Syracuse seemed perplexed by his scrambling ability, picking up yards with his feet time after time when he was seemingly left for dead in the backfield. The Orange got into the backfield well on Robertson, but just could not quite get a hold of him.
”That quarterback, Johnny Robertson, is one tough son-of-a-gun,” Syracuse head coach Scott Shafer said. “I’ll be real interested to see how many yards he got that were not by design. Where it’s not there and he takes off and makes people miss and moves the chains….He’s such a damn good football player. That was a hell of an effort by that kid. I’ve been around football my whole life and that is a gutsy son-of-a-gun.”
Indeed that was a theme during his 16-27, 199-yard passing, 115-yard rushing performance in which he left little doubt who was the best player on the Ernie Davis Legends’ Field Friday night.
In 2013, Syracuse was the only FBS program to not give up an individual 100-yard rusher. Robertson put an end to that streak.
”I felt like our quarterback had to play great for us to even be in the game and he played great,” Villanova head coach Andy Talley said. “He was the best quarterback on the field.
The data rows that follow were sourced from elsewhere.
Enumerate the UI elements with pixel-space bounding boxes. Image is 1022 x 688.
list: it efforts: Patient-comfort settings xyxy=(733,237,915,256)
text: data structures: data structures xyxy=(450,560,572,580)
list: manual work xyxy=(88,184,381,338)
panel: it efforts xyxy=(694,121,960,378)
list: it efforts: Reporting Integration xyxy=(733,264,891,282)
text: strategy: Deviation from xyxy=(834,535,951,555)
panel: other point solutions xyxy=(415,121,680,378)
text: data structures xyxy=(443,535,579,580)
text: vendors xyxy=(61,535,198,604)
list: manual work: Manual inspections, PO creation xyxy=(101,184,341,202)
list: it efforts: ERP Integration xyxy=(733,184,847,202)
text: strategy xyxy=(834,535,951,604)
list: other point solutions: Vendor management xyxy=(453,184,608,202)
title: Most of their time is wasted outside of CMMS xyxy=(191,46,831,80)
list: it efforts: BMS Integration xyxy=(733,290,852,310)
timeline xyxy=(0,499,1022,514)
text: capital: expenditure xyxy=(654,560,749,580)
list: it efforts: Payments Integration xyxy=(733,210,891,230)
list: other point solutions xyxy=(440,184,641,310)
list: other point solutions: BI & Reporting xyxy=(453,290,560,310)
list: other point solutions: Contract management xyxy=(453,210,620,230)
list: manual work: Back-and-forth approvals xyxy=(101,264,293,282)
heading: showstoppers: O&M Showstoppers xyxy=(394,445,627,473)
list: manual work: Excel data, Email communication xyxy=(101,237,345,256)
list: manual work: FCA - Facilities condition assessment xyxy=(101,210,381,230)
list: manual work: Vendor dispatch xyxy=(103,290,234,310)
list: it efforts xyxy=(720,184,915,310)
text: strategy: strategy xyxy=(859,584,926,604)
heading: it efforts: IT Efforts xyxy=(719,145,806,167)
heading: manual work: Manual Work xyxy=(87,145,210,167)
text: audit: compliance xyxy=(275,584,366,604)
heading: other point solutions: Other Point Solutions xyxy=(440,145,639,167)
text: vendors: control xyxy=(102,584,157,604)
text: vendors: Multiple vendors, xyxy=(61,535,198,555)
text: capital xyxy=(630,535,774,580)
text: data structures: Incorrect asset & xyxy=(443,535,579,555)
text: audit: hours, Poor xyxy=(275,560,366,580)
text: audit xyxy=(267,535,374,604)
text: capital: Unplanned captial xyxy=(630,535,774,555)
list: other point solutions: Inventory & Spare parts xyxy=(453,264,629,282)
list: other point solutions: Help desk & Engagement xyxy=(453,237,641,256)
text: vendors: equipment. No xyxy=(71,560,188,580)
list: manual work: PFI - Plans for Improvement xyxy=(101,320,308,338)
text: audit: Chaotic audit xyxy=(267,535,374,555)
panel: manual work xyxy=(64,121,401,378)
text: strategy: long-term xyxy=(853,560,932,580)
He kept drives alive.”
Syracuse seemingly had no answer for Robertson. Even after huge momentum swings in Syracuse’s favor, Robertson still found a way to respond. But the Orange found a way to make one play defensively that secured the win.
After a fake field goal that saw Riley Dixon throw a touchdown pass to Kendall Moore in the second overtime, the Wildcats came back with a quick four play drive that found the end zone. Rather than line up for a tying field goal, Villanova elected to go for two and the win.
Like they had all night, they put the ball in the hands of their star quarterback. Robertson took the snap, fakes a quick pitch and looked to find an opening on a quarterback draw. Unfortunately, for the first time all night, there was no hole to run through. Nowhere to scramble.
The Orange defensive line got strong initial penetration and swarmed Robertson at the two yard line. Finally Syracuse stopped Robertson. This time, at the most critical of junctures.
For the first time all night, Houdini could not escape. Syracuse, however, did.